How many church members know what paintball is, and how many churches have a paintball ministry?
One answer is families in the Santa Ynez Valley Church in Santa Ynez, Calif., and their church. When members started playing paintball, they had no idea it would turn into the church’s most highly attended outreach ministry.
“About two and a half years ago my sons were wrapping up the school year and we wanted to do something to celebrate,” relates the church’s paintball coordinator Jack Drake. The Drakes decided to play paintball and figured it would be more fun if they got a group of people to join them. After passing out some fliers around school and church, their anticipated group of 15 became a group of 40 who traveled the two hours to the commercial paintball field.

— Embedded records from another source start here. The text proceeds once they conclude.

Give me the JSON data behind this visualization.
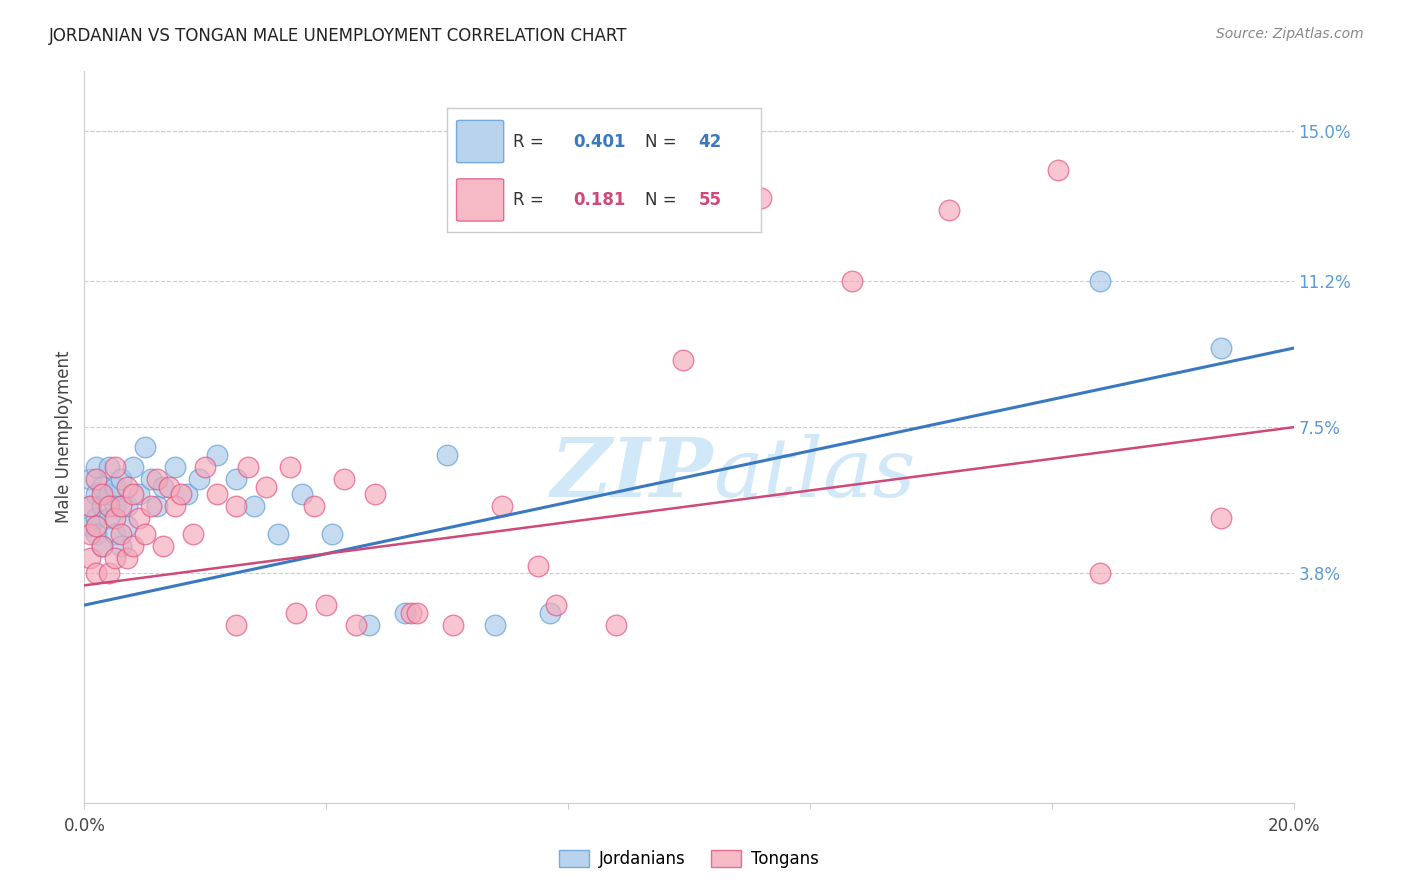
{
  "title": "JORDANIAN VS TONGAN MALE UNEMPLOYMENT CORRELATION CHART",
  "source": "Source: ZipAtlas.com",
  "ylabel": "Male Unemployment",
  "y_tick_vals_right": [
    0.038,
    0.075,
    0.112,
    0.15
  ],
  "y_tick_labels_right": [
    "3.8%",
    "7.5%",
    "11.2%",
    "15.0%"
  ],
  "xlim": [
    0.0,
    0.2
  ],
  "ylim": [
    -0.02,
    0.165
  ],
  "legend_r_jordan": "0.401",
  "legend_n_jordan": "42",
  "legend_r_tonga": "0.181",
  "legend_n_tonga": "55",
  "blue_scatter": "#a8c8e8",
  "blue_edge": "#5b9bd5",
  "pink_scatter": "#f4a8b8",
  "pink_edge": "#e05080",
  "blue_line": "#3a78c0",
  "pink_line": "#d04878",
  "watermark_color": "#d0e8f8",
  "background_color": "#ffffff",
  "jordan_x": [
    0.001,
    0.001,
    0.001,
    0.002,
    0.002,
    0.002,
    0.002,
    0.003,
    0.003,
    0.003,
    0.004,
    0.004,
    0.004,
    0.005,
    0.005,
    0.005,
    0.006,
    0.006,
    0.007,
    0.007,
    0.008,
    0.009,
    0.01,
    0.011,
    0.012,
    0.013,
    0.015,
    0.017,
    0.019,
    0.022,
    0.025,
    0.028,
    0.032,
    0.036,
    0.041,
    0.047,
    0.053,
    0.06,
    0.068,
    0.077,
    0.168,
    0.188
  ],
  "jordan_y": [
    0.055,
    0.062,
    0.05,
    0.058,
    0.065,
    0.052,
    0.048,
    0.06,
    0.055,
    0.045,
    0.058,
    0.065,
    0.052,
    0.06,
    0.055,
    0.048,
    0.062,
    0.045,
    0.055,
    0.05,
    0.065,
    0.058,
    0.07,
    0.062,
    0.055,
    0.06,
    0.065,
    0.058,
    0.062,
    0.068,
    0.062,
    0.055,
    0.048,
    0.058,
    0.048,
    0.025,
    0.028,
    0.068,
    0.025,
    0.028,
    0.112,
    0.095
  ],
  "tonga_x": [
    0.001,
    0.001,
    0.001,
    0.002,
    0.002,
    0.002,
    0.003,
    0.003,
    0.004,
    0.004,
    0.005,
    0.005,
    0.005,
    0.006,
    0.006,
    0.007,
    0.007,
    0.008,
    0.008,
    0.009,
    0.01,
    0.011,
    0.012,
    0.013,
    0.014,
    0.015,
    0.016,
    0.018,
    0.02,
    0.022,
    0.025,
    0.027,
    0.03,
    0.034,
    0.038,
    0.043,
    0.048,
    0.054,
    0.061,
    0.069,
    0.078,
    0.088,
    0.099,
    0.112,
    0.127,
    0.143,
    0.161,
    0.025,
    0.035,
    0.04,
    0.045,
    0.055,
    0.075,
    0.168,
    0.188
  ],
  "tonga_y": [
    0.055,
    0.048,
    0.042,
    0.062,
    0.038,
    0.05,
    0.058,
    0.045,
    0.055,
    0.038,
    0.065,
    0.052,
    0.042,
    0.048,
    0.055,
    0.06,
    0.042,
    0.058,
    0.045,
    0.052,
    0.048,
    0.055,
    0.062,
    0.045,
    0.06,
    0.055,
    0.058,
    0.048,
    0.065,
    0.058,
    0.055,
    0.065,
    0.06,
    0.065,
    0.055,
    0.062,
    0.058,
    0.028,
    0.025,
    0.055,
    0.03,
    0.025,
    0.092,
    0.133,
    0.112,
    0.13,
    0.14,
    0.025,
    0.028,
    0.03,
    0.025,
    0.028,
    0.04,
    0.038,
    0.052
  ]
}
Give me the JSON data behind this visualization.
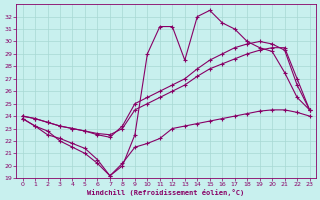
{
  "xlabel": "Windchill (Refroidissement éolien,°C)",
  "bg_color": "#c8f0ee",
  "grid_color": "#a8d8d4",
  "line_color": "#880066",
  "xlim": [
    -0.5,
    23.5
  ],
  "ylim": [
    19,
    33
  ],
  "xticks": [
    0,
    1,
    2,
    3,
    4,
    5,
    6,
    7,
    8,
    9,
    10,
    11,
    12,
    13,
    14,
    15,
    16,
    17,
    18,
    19,
    20,
    21,
    22,
    23
  ],
  "yticks": [
    19,
    20,
    21,
    22,
    23,
    24,
    25,
    26,
    27,
    28,
    29,
    30,
    31,
    32
  ],
  "s1_x": [
    0,
    1,
    2,
    3,
    4,
    5,
    6,
    7,
    8,
    9,
    10,
    11,
    12,
    13,
    14,
    15,
    16,
    17,
    18,
    19,
    20,
    21,
    22,
    23
  ],
  "s1_y": [
    23.8,
    23.2,
    22.5,
    22.2,
    21.8,
    21.4,
    20.5,
    19.2,
    20.2,
    21.5,
    21.8,
    22.2,
    23.0,
    23.2,
    23.4,
    23.6,
    23.8,
    24.0,
    24.2,
    24.4,
    24.5,
    24.5,
    24.3,
    24.0
  ],
  "s2_x": [
    0,
    1,
    2,
    3,
    4,
    5,
    6,
    7,
    8,
    9,
    10,
    11,
    12,
    13,
    14,
    15,
    16,
    17,
    18,
    19,
    20,
    21,
    22,
    23
  ],
  "s2_y": [
    24.0,
    23.8,
    23.5,
    23.2,
    23.0,
    22.8,
    22.6,
    22.5,
    23.0,
    24.5,
    25.0,
    25.5,
    26.0,
    26.5,
    27.2,
    27.8,
    28.2,
    28.6,
    29.0,
    29.3,
    29.5,
    29.5,
    27.0,
    24.5
  ],
  "s3_x": [
    0,
    1,
    2,
    3,
    4,
    5,
    6,
    7,
    8,
    9,
    10,
    11,
    12,
    13,
    14,
    15,
    16,
    17,
    18,
    19,
    20,
    21,
    22,
    23
  ],
  "s3_y": [
    24.0,
    23.8,
    23.5,
    23.2,
    23.0,
    22.8,
    22.5,
    22.3,
    23.2,
    25.0,
    25.5,
    26.0,
    26.5,
    27.0,
    27.8,
    28.5,
    29.0,
    29.5,
    29.8,
    30.0,
    29.8,
    29.3,
    26.5,
    24.5
  ],
  "s4_x": [
    0,
    1,
    2,
    3,
    4,
    5,
    6,
    7,
    8,
    9,
    10,
    11,
    12,
    13,
    14,
    15,
    16,
    17,
    18,
    19,
    20,
    21,
    22,
    23
  ],
  "s4_y": [
    23.8,
    23.2,
    22.8,
    22.0,
    21.5,
    21.0,
    20.2,
    19.2,
    20.0,
    22.5,
    29.0,
    31.2,
    31.2,
    28.5,
    32.0,
    32.5,
    31.5,
    31.0,
    30.0,
    29.5,
    29.2,
    27.5,
    25.5,
    24.5
  ]
}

They had so much fun that day they decided to make their own paintball field, closer to home.
It wasn’t long before someone in the church had donated a few acres (Santa Ynez Valley Church is “out in the country” in central California) and the recent paintball converts had created their own field of doritos (triangle shaped bunkers), and snakes (bunkers in a snake-like shape) and were playing every other weekend.
When the idea of a paintball ministry was first brought up at a session meeting the session’s response was, “Paintball? Why paintball? “Drake credits Carol Bridgman, the church’s director of children’s ministries, whose own sons are paintball players, with being an early advocate of the ministry. Bridgman’s response to the session was that kids’ interests are changing and the church would need to change with them. As the church, Bridgman said, they need to be involved in what kids want to be involved in, or they are spinning their wheels.
In six months, paintball went from fun activity to outreach ministry.
Sure, the church kids were coming, but they were having so much fun that they were inviting their non-church friends to come too. The outreach component now consists of an opening prayer as well as a snack break and devotion mid-way through the playing day. But more than specific acts, the outreach seeks to provide a wholesome environment for kids to learn a healthy sense of competition along with teamwork. “A lot of kids go to church and hear the gospel but it doesn’t connect and they just don’t get it,” reflects Drake. “But it is different when you are out on the paintball field,” he continues. As much as possible Drake tries to tie paintball into the day’s devotional.
One example is a conversation Drake had with a mom about her son and how he was doing spiritually. She explained that her son seemed to have so many questions and he was not going to take the step of faith until he got all of his questions answered. Drake took the opportunity to address the issue at the next paintball. “Remember when you first started playing paintball?” he asked the players. “You didn’t know what a snake was, or doritos, you didn’t know how a marker worked or how to move around the field,” Drake continued. “Basically, you were clueless, but you still played even though you didn’t have all of your questions answered. That is how it is with the Christian life,” he persisted. “There are lots of questions but what God tells us is to taste and see that the Lord is good — you’ve got to live it to know it!”
When it began, the paintball ministry was just for kids, but it quickly grew. “Early on the kids were playing and the dads were on the sidelines watching,” recalls Drake, “and I could see them on the sidelines going nuts — they wanted to get out there!” So they did. “One of the things that has been exciting is to see how sons and dads have bonded together through paintball,” Drake says. “For some of them they never really spent any time together,” he recounts, “but then they connected through paintball and all of a sudden had something to do together and to talk about.”
Addressing the critique of the shooting and gun element of paintball Drake responds that it is not that connotation at all. He prefers to think of it as a cross between hide and seek, capture the flag and tag, but instead of tagging someone you use a paintball, which is shot not with a gun, but with what is called a marker.
The paintball ministry is presenting the gospel to enthusiasts who would never otherwise step into a church. It is speaking their language and advancing God’s kingdom in a format children, youth, and some adults find exciting. Drake notes that they have 80 people in the paintball group, and that with no advertising, just word of mouth. “We’ve had new people come that knew we were Christians and were worried that they were going to have religion stuffed down their throats,” he says. “But once they’ve come and tried it out, whatever their fears might have been about religion, they don’t even think about it anymore.” That is to the sheer fun of playing paintball, but also to the environment of welcome and teamwork that the group tries to foster.
Drake offers this advice to those considering their own paintball ministries. First, having your own field, close by, is key. That way, he says, you can change the field when you want to, and parents don’t mind dropping off their kids and returning four hours later to pick them up.
The second necessary component, he suggests, is to play regularly. “Kids want to get ready for the next game and they love it,” relates Drake, “and you don’t want to lose that momentum. The Santa Ynez Valley group plays every other week. It’s also important to have variety in the game play so there is always something new.
Drake’s passion for the ministry is contagious, and he says that having someone who loves paintball is important to keep the ministry going. After each play day, Drake updates the team’s Web site with photos, video, and stories of the day’s adventures.
“The church has changed,” he observes. “The church our parents went to is not the reality today. It used to be, you build a church and people came. But that doesn’t happen anymore. So what do you do when people stop coming? You take the church to them!”
Erin Dunigan is a seminary graduate and freelance writer/photographer living in Newport Beach, Calif.